A day after the Union Budget 2011-12, certified financial planner Suresh Sadagopan is busy attending calls on new investment avenues, which have been opened up by the finance minister. For salaried individuals, one of these could be the new pension scheme (NPS).
On Monday, Pranab Mukherjee announced that employers' contribution towards NPS can be shown as an expense.
That is, their contribution will get tax benefits under Section 36. In addition, the employers' contribution will no longer be a part of Section 80C.
It, effectively, means that employees can invest more in 80C instruments. At present, employees claim tax benefits under Section 80CCD for contributions made towards NPS by both him/her and his/her employer.
But since these investments are clubbed with those made under Section 80C and Section 80CCC, the maximum investible amount is capped at Rs 1 lakh.
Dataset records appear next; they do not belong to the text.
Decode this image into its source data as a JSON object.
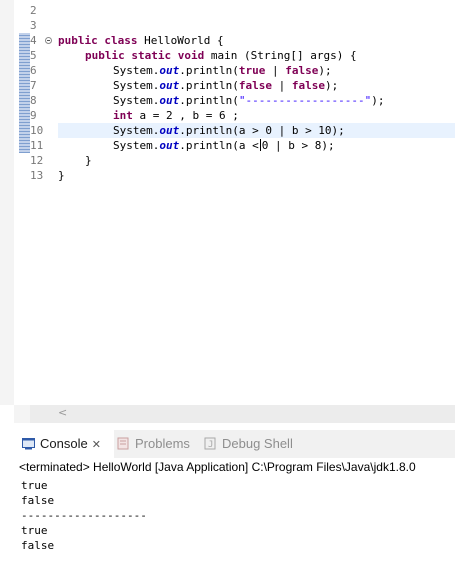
{
  "editor": {
    "line_numbers": [
      "2",
      "3",
      "4",
      "5",
      "6",
      "7",
      "8",
      "9",
      "10",
      "11",
      "12",
      "13"
    ],
    "code": {
      "l3": {
        "kw1": "public",
        "kw2": "class",
        "rest": " HelloWorld {"
      },
      "l4": {
        "kw1": "public",
        "kw2": "static",
        "kw3": "void",
        "rest": " main (String[] args) {"
      },
      "l5": {
        "pre": "System.",
        "out": "out",
        "mid": ".println(",
        "kw": "true",
        "mid2": " | ",
        "kw2": "false",
        "end": ");"
      },
      "l6": {
        "pre": "System.",
        "out": "out",
        "mid": ".println(",
        "kw": "false",
        "mid2": " | ",
        "kw2": "false",
        "end": ");"
      },
      "l7": {
        "pre": "System.",
        "out": "out",
        "mid": ".println(",
        "str": "\"------------------\"",
        "end": ");"
      },
      "l8": {
        "kw": "int",
        "rest": " a = 2 , b = 6 ;"
      },
      "l9": {
        "pre": "System.",
        "out": "out",
        "mid": ".println(a > 0 | b > 10);"
      },
      "l10": {
        "pre": "System.",
        "out": "out",
        "mid": ".println(a <",
        "end": "0 | b > 8);"
      },
      "l11": {
        "text": "}"
      },
      "l12": {
        "text": "}"
      }
    }
  },
  "console": {
    "tabs": [
      {
        "label": "Console",
        "icon": "console-icon",
        "closable": true
      },
      {
        "label": "Problems",
        "icon": "problems-icon"
      },
      {
        "label": "Debug Shell",
        "icon": "debug-shell-icon"
      }
    ],
    "status": "<terminated> HelloWorld [Java Application] C:\\Program Files\\Java\\jdk1.8.0",
    "output": [
      "true",
      "false",
      "-------------------",
      "true",
      "false"
    ]
  }
}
"With the employer's contribution not being considered as part of 80C investments, the employee could increase his own investments under 80C. But then, most salaried individuals exceed the deductible amount under Section 80C by a huge margin, anyway," says Sadagopan.
But not everyone thinks of NPS as a viable investment option. "The tax benefit is only restricted to 10 per cent of the employer's contribution to the employee's basic salary," says financial planner Arnav Pandya.
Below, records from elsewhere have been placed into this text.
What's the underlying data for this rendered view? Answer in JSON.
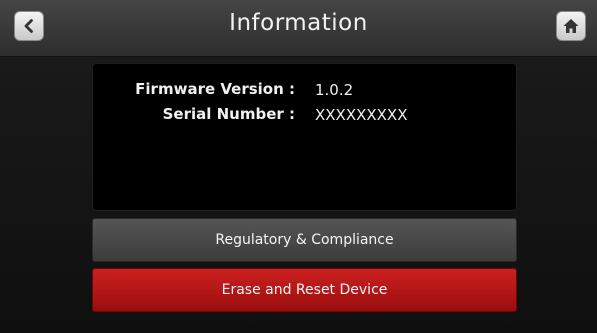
{
  "header": {
    "title": "Information",
    "back_icon": "chevron-left-icon",
    "home_icon": "home-icon"
  },
  "info": {
    "firmware_label": "Firmware Version :",
    "firmware_value": "1.0.2",
    "serial_label": "Serial Number :",
    "serial_value": "XXXXXXXXX"
  },
  "actions": {
    "regulatory_label": "Regulatory & Compliance",
    "erase_label": "Erase and Reset Device"
  },
  "colors": {
    "danger": "#b31515",
    "neutral_button": "#484848",
    "panel": "#000000"
  }
}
So, if one's basic salary was Rs 30,000, the maximum an employer could consider as an expense would be Rs 3,000.
Financial planners generally recommend NPS for those who do not have a pension option from their employers.
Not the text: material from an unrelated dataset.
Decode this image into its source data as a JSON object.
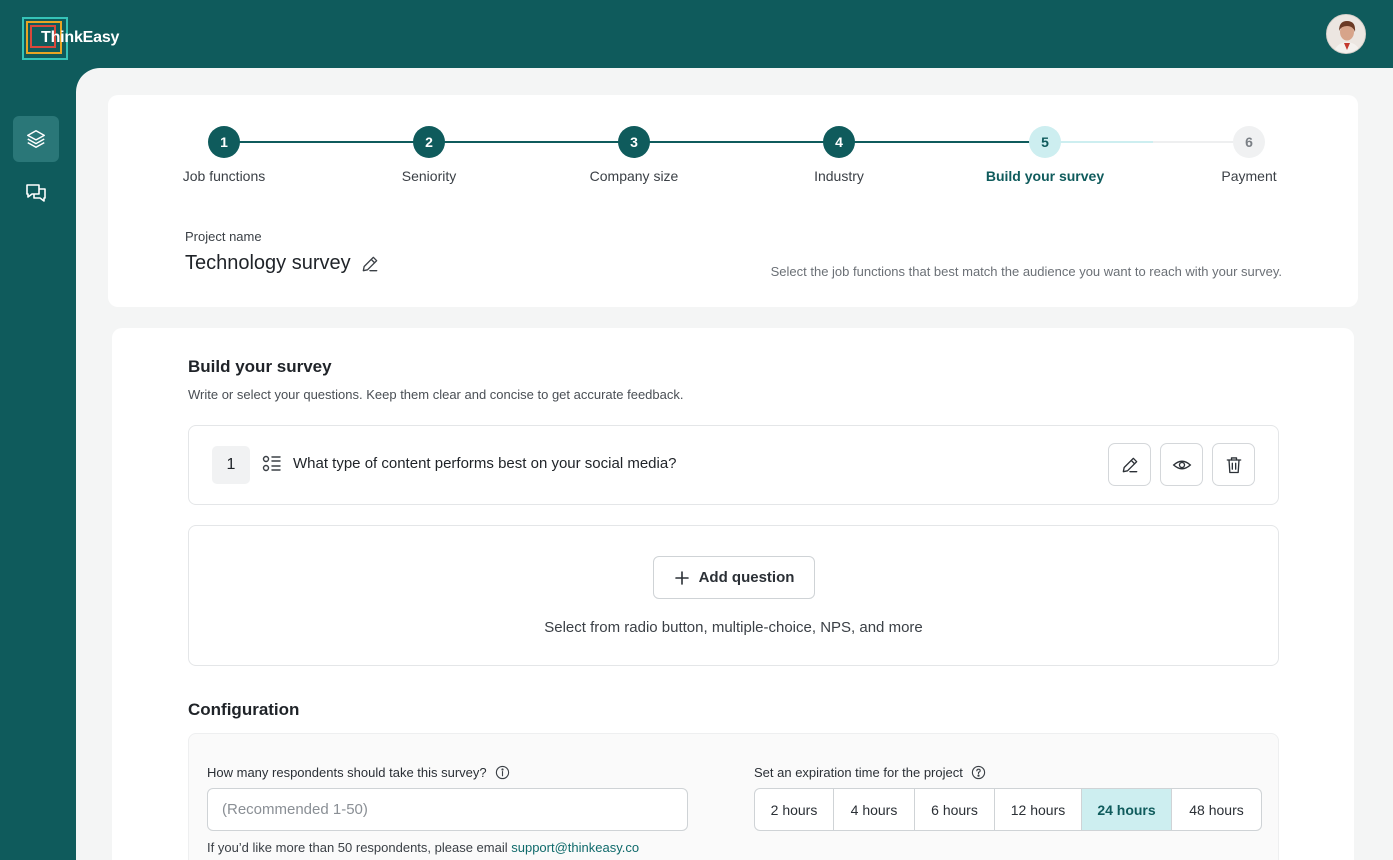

Investors could choose to invest in either of the three options - government securities, debt or equity, depending on one's risk profile.
"The move should make NPS popular from the next financial year rather than waiting for the Direct Taxes Code which if enacted, according to the current draft, is expected to make NPS popular from the financial year beginning April 1, 2012, "says Harsh Roongta, CEO, apnapaisa.com.
However, there are several restrictions on Central and state government employees participating in NPS.
Whatever their total contribution, they can claim tax deduction on only 10 per cent of their salary.
According to Sadagopan, one major negative that works against NPS is that like all annuities, depending on the tax slab one comes under, the amount will be taxed on maturity.